Dans son Opus in hexaemeron, Gilles de Rome ne souffle mot de l’influence exercée par les corps célestes sur les choses d’ici-bas ; la naissance des astres, au quatrième jour de la création, lui fournissait cependant une occasion classique d’en parler. Mais il en traite longuement dans son commentaire au second livre des Sentences.

Il rappelle, d’abord[1], comment les anciens philosophes divinisaient les astres ; comment, d’autres, plus modernes, voulaient que Dieu eût seulement créé la première des intelligences célestes, chacune de celles-ci créant, à son tour, une intelligence et un orbe. « Mais laissons de côté ces opinions téméraires qui mettent, dans des corps, quelque chose de divin ; dédaignons aussi ces autres superstitions, au gré desquelles, d’une créature, quelque chose pourrait procéder par voie de création.
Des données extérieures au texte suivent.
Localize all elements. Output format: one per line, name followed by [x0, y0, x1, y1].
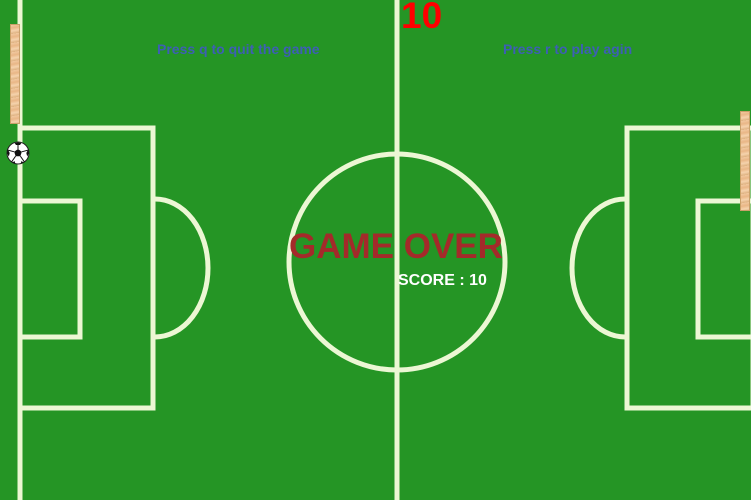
final-score-label: SCORE : 10: [398, 272, 487, 289]
left-penalty-area: [17, 125, 156, 411]
center-circle: [286, 151, 508, 373]
score-counter: 10: [401, 0, 443, 36]
left-penalty-arc: [154, 196, 211, 340]
right-goal-area: [695, 198, 751, 340]
game-over-banner: GAME OVER: [289, 227, 503, 266]
left-goal-area: [17, 198, 83, 340]
right-penalty-arc: [569, 196, 626, 340]
quit-instruction: Press q to quit the game: [157, 41, 320, 57]
right-penalty-area: [624, 125, 751, 411]
replay-instruction: Press r to play agin: [503, 41, 633, 57]
right-paddle[interactable]: [740, 111, 750, 211]
left-paddle[interactable]: [10, 24, 20, 124]
soccer-ball-icon: [6, 141, 30, 165]
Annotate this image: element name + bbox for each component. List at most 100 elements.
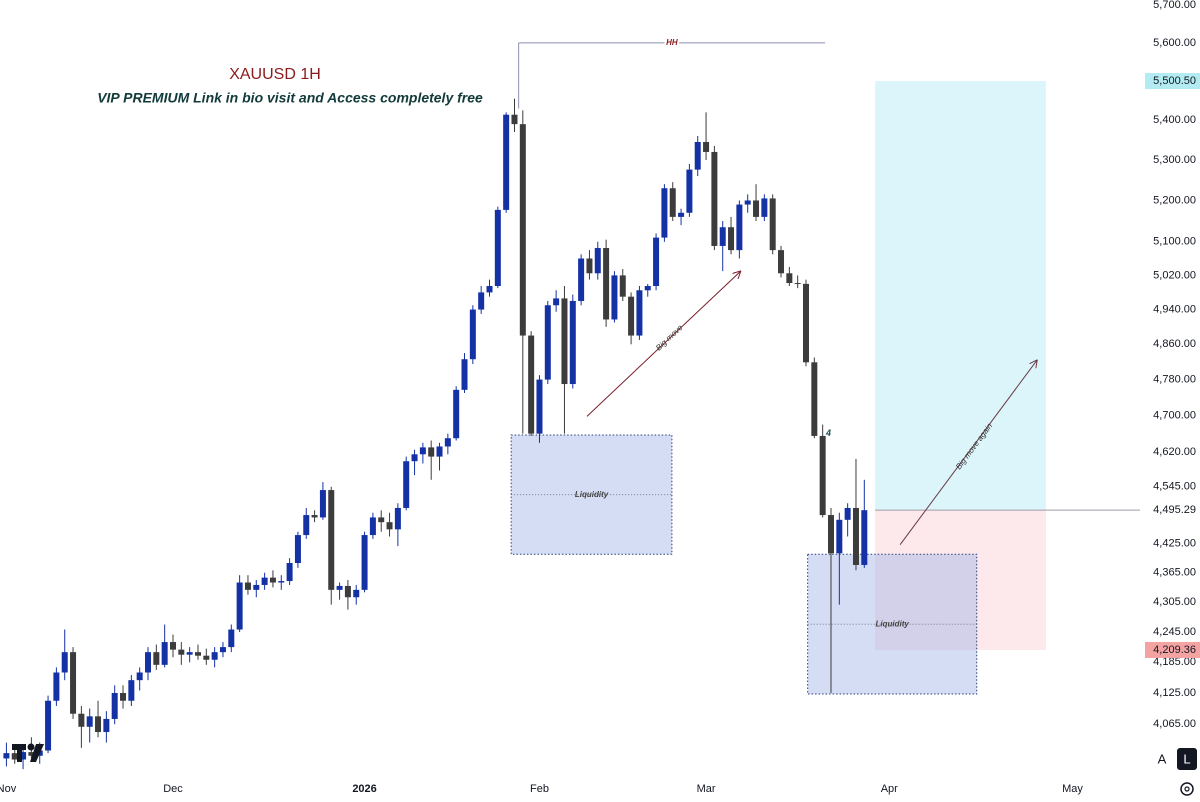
candle-body <box>753 200 760 217</box>
note: 4 <box>825 428 831 438</box>
scale-button[interactable] <box>1152 748 1172 770</box>
scale-button[interactable] <box>1177 748 1197 770</box>
x-tick-label: Feb <box>530 783 549 795</box>
candle-body <box>53 672 60 701</box>
scale-button-label[interactable]: L <box>1183 751 1190 766</box>
chart-title: XAUUSD 1H <box>229 66 321 83</box>
candle-body <box>95 716 102 733</box>
candle-body <box>70 652 77 714</box>
y-tick-label: 4,940.00 <box>1153 303 1196 315</box>
candle-body <box>778 250 785 274</box>
y-tick-label: 5,700.00 <box>1153 0 1196 11</box>
scale-button-label[interactable]: A <box>1158 751 1167 766</box>
candle-body <box>461 359 468 390</box>
candle-body <box>403 461 410 508</box>
y-tick-label: 4,425.00 <box>1153 538 1196 550</box>
candle-body <box>86 716 93 727</box>
settings-icon[interactable] <box>1180 782 1194 796</box>
candle-body <box>319 490 326 518</box>
candle-body <box>353 589 360 598</box>
candle-body <box>278 581 285 583</box>
candle-body <box>611 275 618 320</box>
y-tick-label: 4,305.00 <box>1153 596 1196 608</box>
x-tick-label: Dec <box>163 783 183 795</box>
candle-body <box>103 718 110 733</box>
chart-subtitle: VIP PREMIUM Link in bio visit and Access… <box>97 90 483 106</box>
candle-body <box>603 248 610 320</box>
candle-body <box>228 629 235 648</box>
candle-body <box>586 258 593 274</box>
entry-price-box <box>1145 502 1200 519</box>
candle-body <box>236 582 243 630</box>
candle-body <box>803 283 810 363</box>
candle-body <box>686 169 693 213</box>
hh-label: HH <box>666 38 678 47</box>
candle-body <box>244 582 251 590</box>
candle-body <box>528 335 535 434</box>
candle-body <box>444 438 451 447</box>
x-tick-label: May <box>1062 783 1083 795</box>
y-tick-label: 4,545.00 <box>1153 481 1196 493</box>
candle-body <box>811 362 818 436</box>
candle-body <box>669 188 676 217</box>
liquidity-label: Liquidity <box>575 490 609 499</box>
arrow-label: Big move <box>654 323 685 353</box>
candle-body <box>786 273 793 284</box>
candle-body <box>261 577 268 585</box>
target-price-box <box>1145 72 1200 89</box>
y-tick-label: 4,700.00 <box>1153 409 1196 421</box>
candle-body <box>169 642 176 650</box>
candle-body <box>20 752 27 760</box>
candle-body <box>653 237 660 287</box>
candle-body <box>145 652 152 673</box>
candle-body <box>861 510 868 565</box>
candle-body <box>519 124 526 336</box>
y-tick-label: 4,780.00 <box>1153 373 1196 385</box>
candle-body <box>78 713 85 727</box>
y-tick-label: 5,200.00 <box>1153 194 1196 206</box>
candle-body <box>436 446 443 457</box>
y-tick-label: 4,620.00 <box>1153 446 1196 458</box>
candle-body <box>469 309 476 360</box>
time-axis: Nov Dec 2026 Feb Mar Apr May <box>0 778 1083 795</box>
x-tick-label: Nov <box>0 783 17 795</box>
y-tick-label: 4,860.00 <box>1153 338 1196 350</box>
candle-body <box>311 515 318 518</box>
candle-body <box>361 535 368 590</box>
y-tick-label: 4,365.00 <box>1153 567 1196 579</box>
candle-body <box>553 298 560 306</box>
stop-zone <box>875 510 1046 650</box>
y-tick-label: 4,125.00 <box>1153 687 1196 699</box>
candle-body <box>694 141 701 170</box>
candle-body <box>344 585 351 598</box>
candle-body <box>511 114 518 125</box>
candle-body <box>203 655 210 660</box>
candle-body <box>45 700 52 751</box>
candle-body <box>411 454 418 462</box>
candle-body <box>378 517 385 523</box>
y-tick-label: 4,245.00 <box>1153 626 1196 638</box>
candle-body <box>219 647 226 653</box>
entry-price-label: 4,495.29 <box>1153 504 1196 516</box>
y-tick-label: 5,400.00 <box>1153 114 1196 126</box>
candle-body <box>728 227 735 251</box>
candle-body <box>836 519 843 554</box>
candle-body <box>769 198 776 251</box>
logo <box>12 743 44 762</box>
candle-body <box>503 114 510 210</box>
candle-body <box>636 290 643 336</box>
candle-body <box>336 585 343 590</box>
candle-body <box>61 652 68 673</box>
target-price-label: 5,500.50 <box>1153 75 1196 87</box>
candle-body <box>161 642 168 665</box>
candle-body <box>386 522 393 530</box>
target-zone <box>875 80 1046 511</box>
candle-body <box>303 515 310 536</box>
stop-price-box <box>1145 641 1200 658</box>
candle-body <box>453 389 460 439</box>
candle-body <box>153 652 160 665</box>
candle-body <box>703 141 710 152</box>
y-tick-label: 4,185.00 <box>1153 656 1196 668</box>
candle-body <box>536 379 543 434</box>
candle-body <box>419 447 426 455</box>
Il nous faut dire, cependant, que refuser aux corps célestes toute efficace sur les choses d’ici-bas, ce serait nier le témoignage des sens ; par nos sens, en effet, nous expérimentons que le Soleil échauffe et que la Lune refroidit.

» Mais une fois admis, ce que nous croyons vrai, que les astres ont quelque action sur les choses d’ici-bas, quatre difficultés se dressent devant nous. »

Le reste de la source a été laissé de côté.